L'incident survenu mercredi à la Pitié-Salpêtrière ne semble pas en passe de redorer l'image du gouvernement. Monté au créneau dans la foulée des événements qui ont un temps suscité l'émotion de la classe politique, Christophe Castaner est désormais sonné de s'expliquer. S'appuyant sur les témoignages qui lui sont parvenus, le ministre de l'Intérieur avait en effet qualifié, dès les premières heures, les faits comme une "attaque" contre un personnel soignant qui s'était montré exemplaire pour protéger l'intégrité de ses patients.

Mais depuis jeudi, une vidéo tournée sur la séquence en question a permis de lever quelques doutes sur le contexte dans lequel l'intrusion de l'hôpital était intervenue.
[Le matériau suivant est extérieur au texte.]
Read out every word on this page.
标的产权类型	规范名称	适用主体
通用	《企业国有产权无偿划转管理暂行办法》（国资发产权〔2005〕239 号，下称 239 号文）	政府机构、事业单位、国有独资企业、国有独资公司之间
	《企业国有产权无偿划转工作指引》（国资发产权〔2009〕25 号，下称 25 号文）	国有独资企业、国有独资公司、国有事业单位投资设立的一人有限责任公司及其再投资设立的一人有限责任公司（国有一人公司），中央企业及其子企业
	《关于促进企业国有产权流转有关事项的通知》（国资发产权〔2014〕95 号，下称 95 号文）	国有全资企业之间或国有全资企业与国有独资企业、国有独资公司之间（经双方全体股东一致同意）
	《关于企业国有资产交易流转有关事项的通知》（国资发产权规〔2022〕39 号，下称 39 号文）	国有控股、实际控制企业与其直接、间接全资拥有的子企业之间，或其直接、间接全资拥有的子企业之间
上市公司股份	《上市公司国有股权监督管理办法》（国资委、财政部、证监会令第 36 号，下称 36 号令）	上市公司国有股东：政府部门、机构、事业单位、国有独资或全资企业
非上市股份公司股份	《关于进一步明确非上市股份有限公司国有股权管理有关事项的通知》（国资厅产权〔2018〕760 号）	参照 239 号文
Plus un repli chaotique qu'une attaque délibérée de la part d'une trentaine de manifestants qui semblaient visiblement vouloir échapper à la tenaille des forces de l'ordre. Une enquête est d'ores-et-déjà en cours, et devra déterminer en toute sérénité l'ensemble des tenants et des aboutissants de cette scène qui s'est avérée à tous les égards des plus confuses.

Pour les Insoumis, Castaner est un "menteur"
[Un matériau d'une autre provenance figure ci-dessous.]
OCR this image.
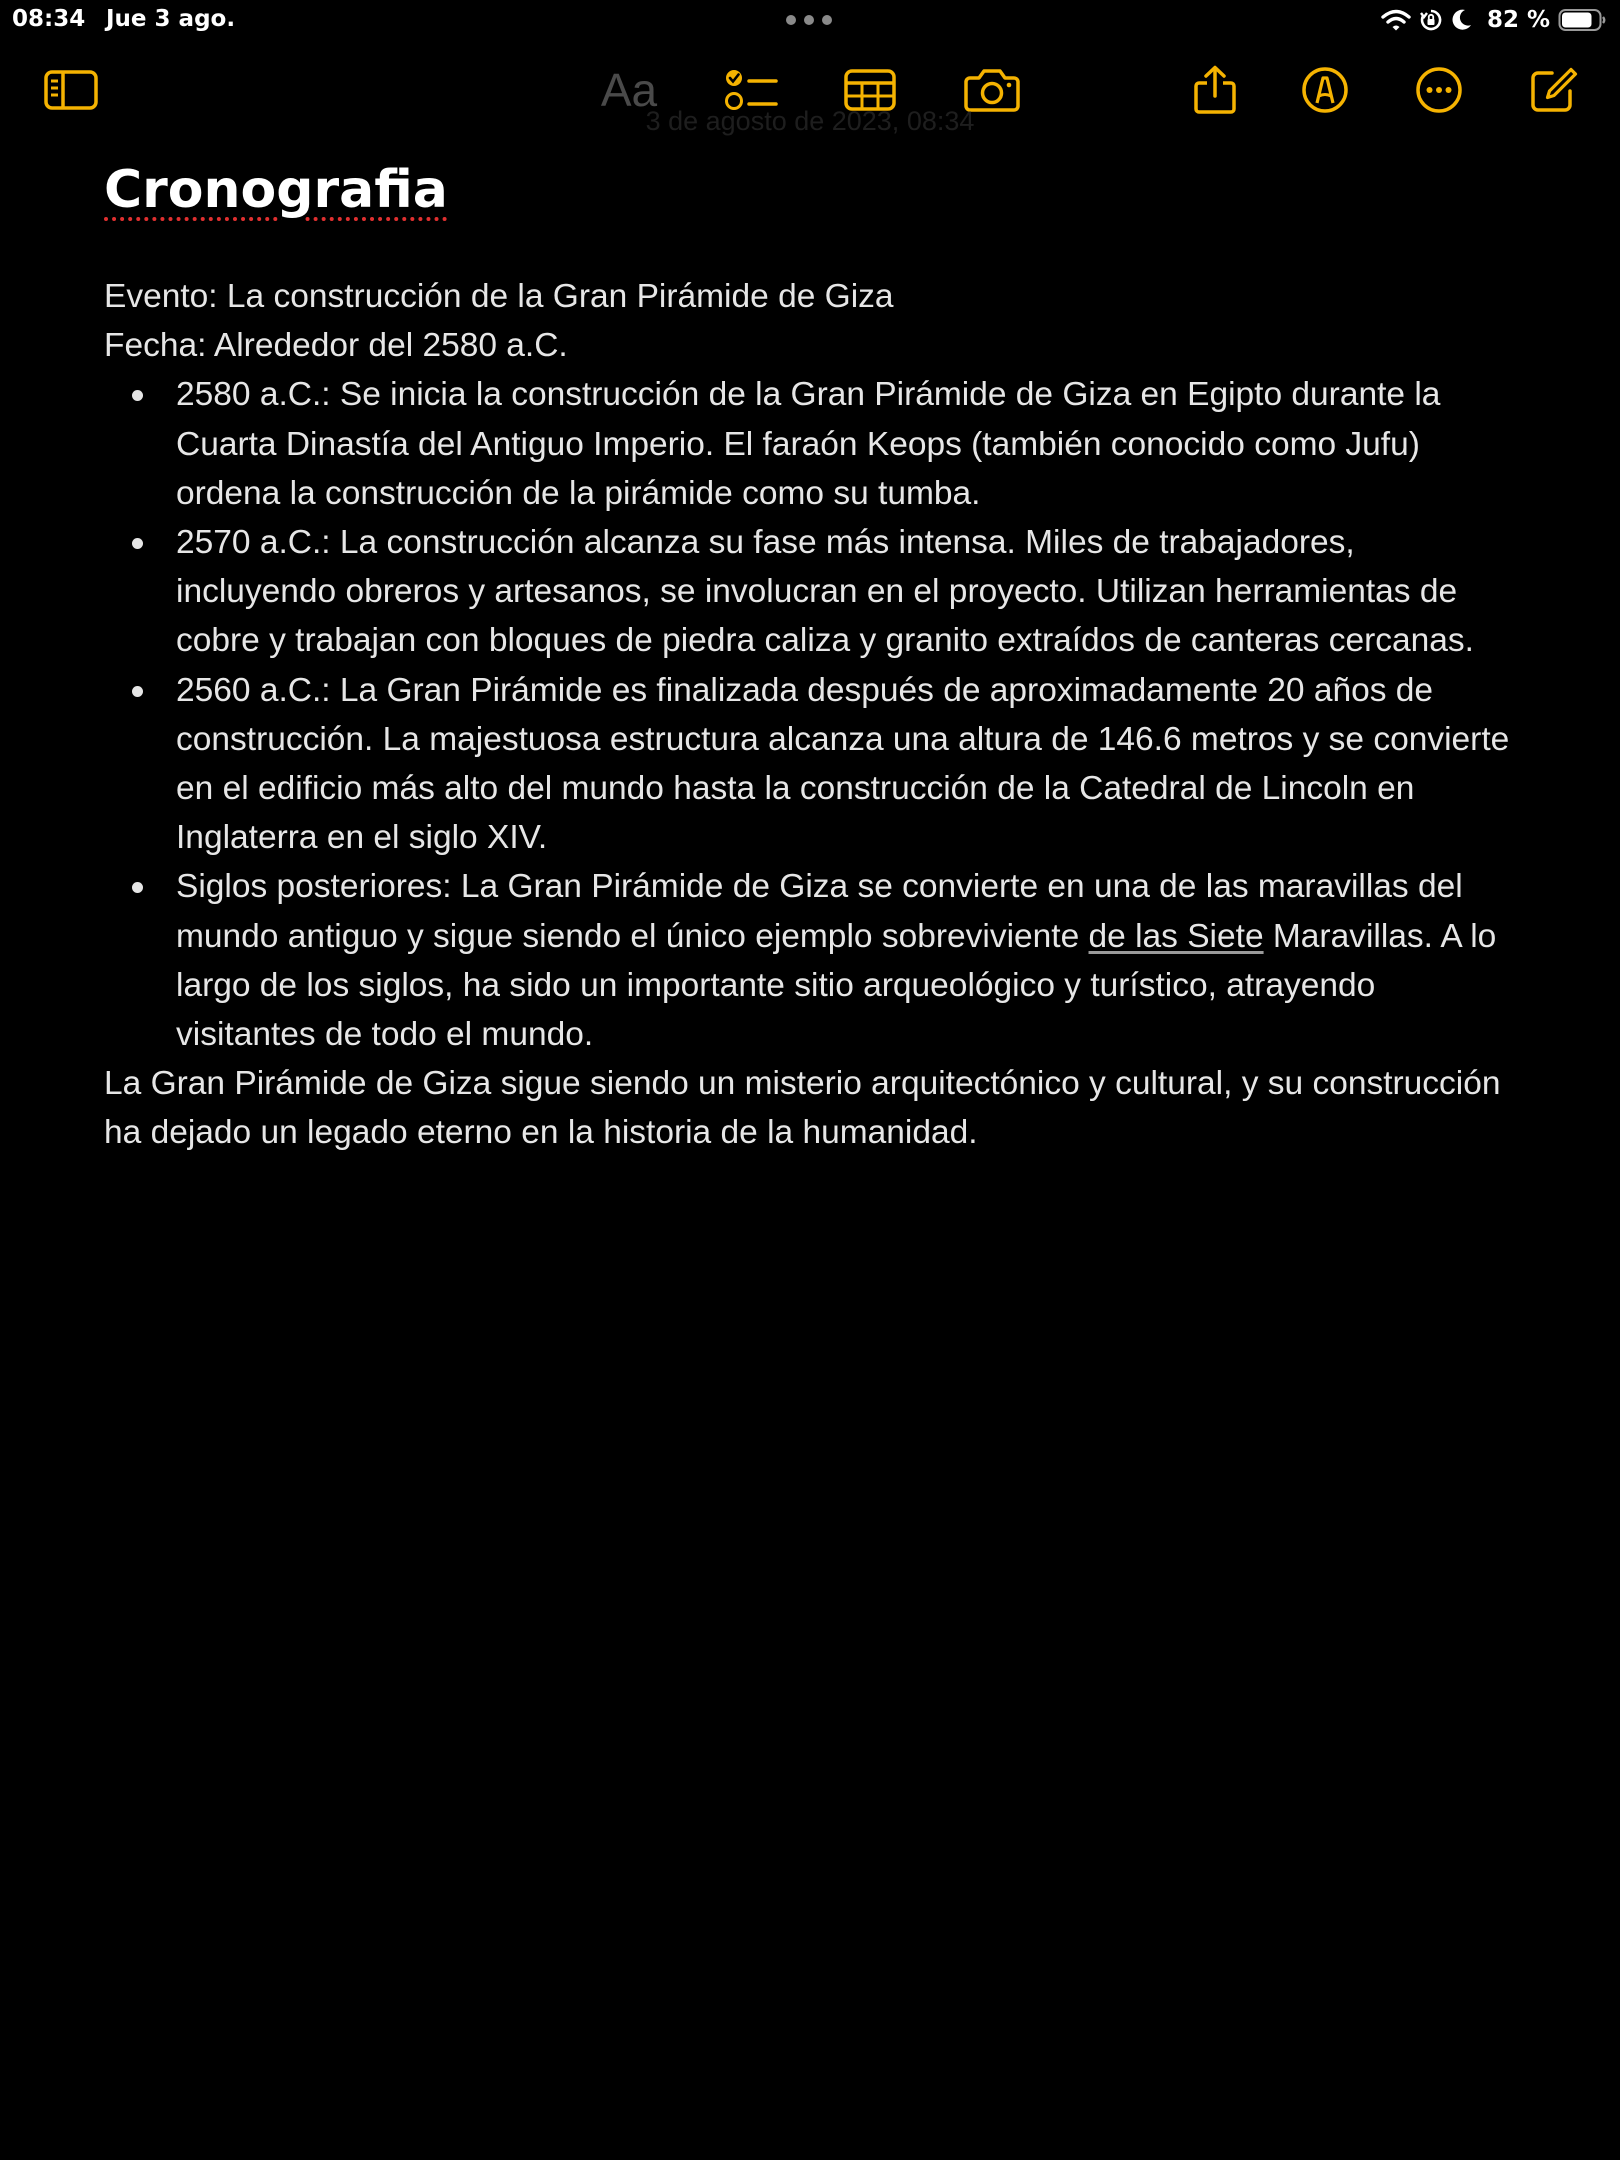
08:34 Jue 3 ago.	82 %
Aa
3 de agosto de 2023, 08:34
Cronografia

Evento: La construcción de la Gran Pirámide de Giza

Fecha: Alrededor del 2580 a.C.

2580 a.C.: Se inicia la construcción de la Gran Pirámide de Giza en Egipto durante la Cuarta Dinastía del Antiguo Imperio. El faraón Keops (también conocido como Jufu) ordena la construcción de la pirámide como su tumba.
2570 a.C.: La construcción alcanza su fase más intensa. Miles de trabajadores, incluyendo obreros y artesanos, se involucran en el proyecto. Utilizan herramientas de cobre y trabajan con bloques de piedra caliza y granito extraídos de canteras cercanas.
2560 a.C.: La Gran Pirámide es finalizada después de aproximadamente 20 años de construcción. La majestuosa estructura alcanza una altura de 146.6 metros y se convierte en el edificio más alto del mundo hasta la construcción de la Catedral de Lincoln en Inglaterra en el siglo XIV.
Siglos posteriores: La Gran Pirámide de Giza se convierte en una de las maravillas del mundo antiguo y sigue siendo el único ejemplo sobreviviente de las Siete Maravillas. A lo largo de los siglos, ha sido un importante sitio arqueológico y turístico, atrayendo visitantes de todo el mundo.

La Gran Pirámide de Giza sigue siendo un misterio arquitectónico y cultural, y su construcción ha dejado un legado eterno en la historia de la humanidad.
En attendant, le locataire de la place Beauvau fait déjà les frais de ses choix de communication. L'opposition lui veut ainsi d'avoir prêté à confusion l'opinion, sur un événement qu'il ne juge pas si dramatique au final. La France insoumise fait, en ce sens, la course en tête des reproches, allant jusqu'à qualifier l'ancien porte-parole du gouvernement de "menteur".
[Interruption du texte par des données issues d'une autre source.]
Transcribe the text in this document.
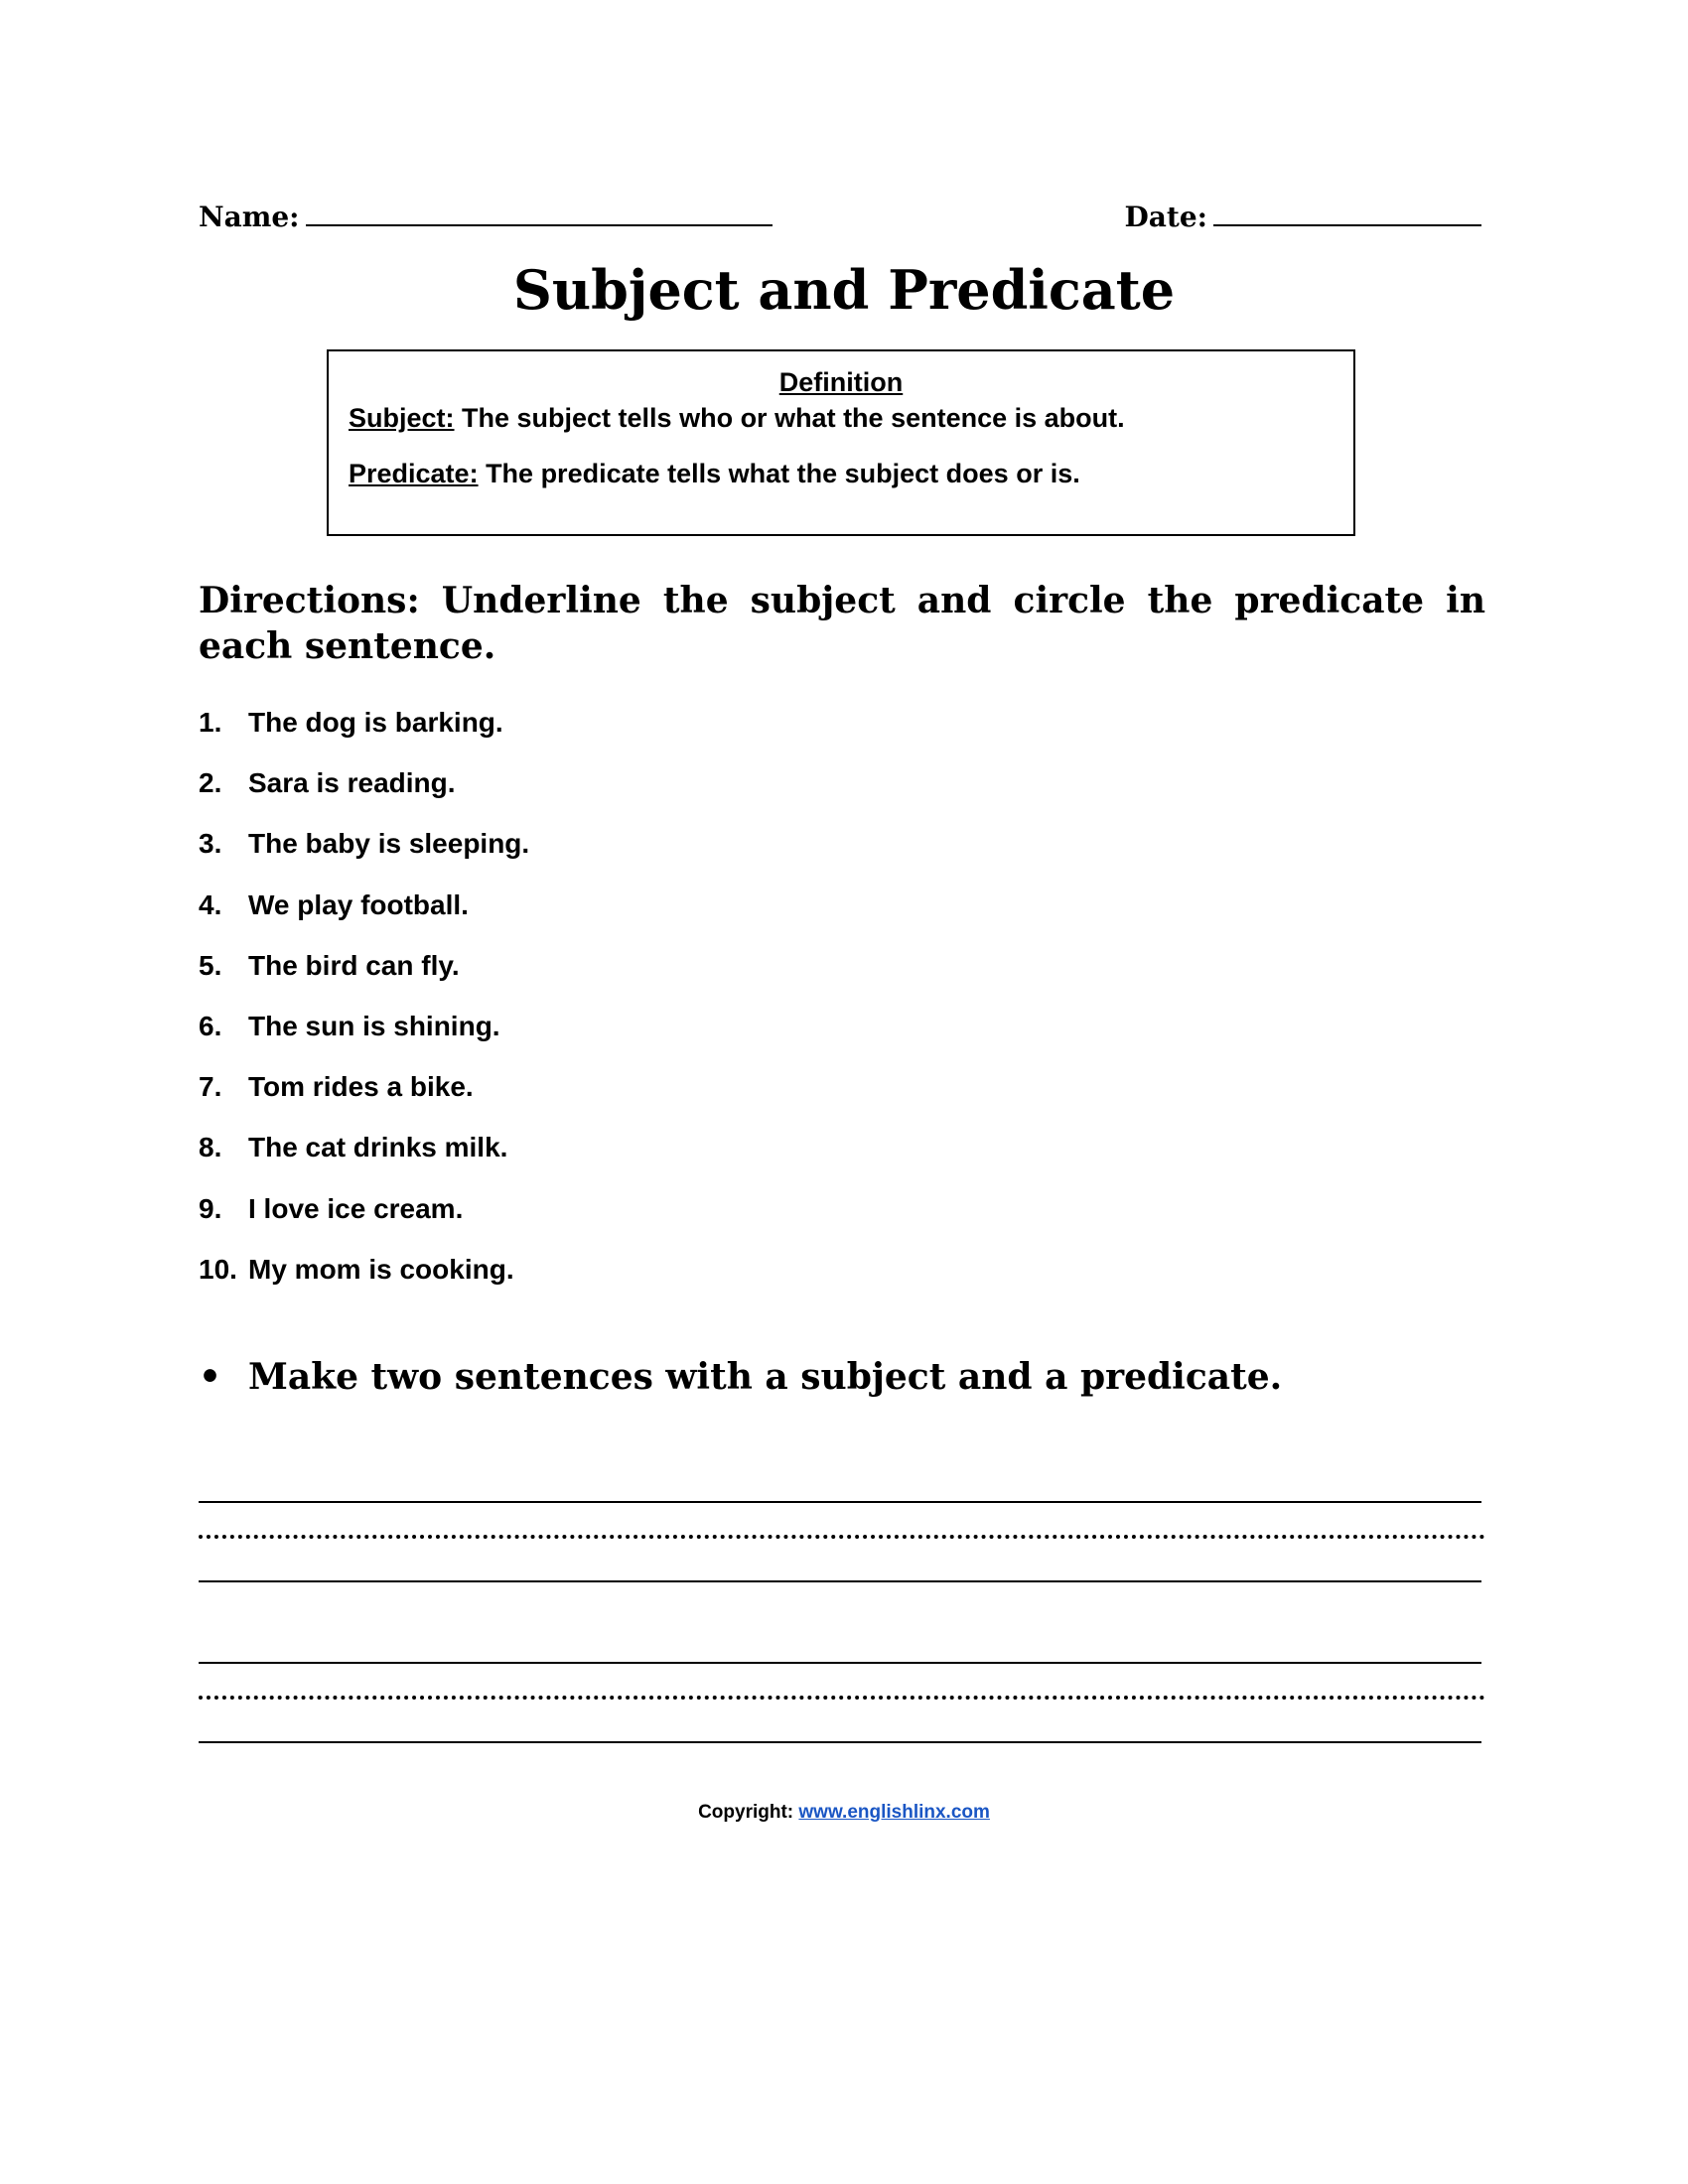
Name:	Date:
Subject and Predicate
Definition
Subject: The subject tells who or what the sentence is about.
Predicate: The predicate tells what the subject does or is.

Directions: Underline the subject and circle the predicate in each sentence.

1. The dog is barking.
2. Sara is reading.
3. The baby is sleeping.
4. We play football.
5. The bird can fly.
6. The sun is shining.
7. Tom rides a bike.
8. The cat drinks milk.
9. I love ice cream.
10. My mom is cooking.
• Make two sentences with a subject and a predicate.
Copyright: www.englishlinx.com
Une situation qui ne devrait pas aider à apaiser un rapport déjà très tendu avec l'exécutif, qui n'entend pas reculer dans sa stratégie de maintien de l'ordre.

Le fidèle d'Emmanuel Macron a renouvelé jeudi soir son soutien aux forces de l'ordre et au personnel soignant. Et s'il n'a plus employé le terme "d'attaque", le député des Alpes de Haute-Provence ne renie pas ses propos prononcés la veille. Il entend que l'intrusion a été vécue comme une agression par certaines des personnes présentes, et que l'action des unités déployées sur place s'était voulue parfaitement proportionnée. Il ne pourra pas être démenti sur ce dernier, puisque l'incident a été géré dans le calme.

Une audition au Sénat ?

Avec la retombée relative de l'émotion, certains politiques réclament à présent une audition de Monsieur Castaner. C'est notamment le cas au Sénat où à droite comme à gauche, on voudrait le questionner. De l'avis de Bruno Retailleau, sénateur LR de la Vendée, il serait intéressant d'entendre les explications du premier flic de France sur l'incident survenu en marge des manifestations du 1er mai.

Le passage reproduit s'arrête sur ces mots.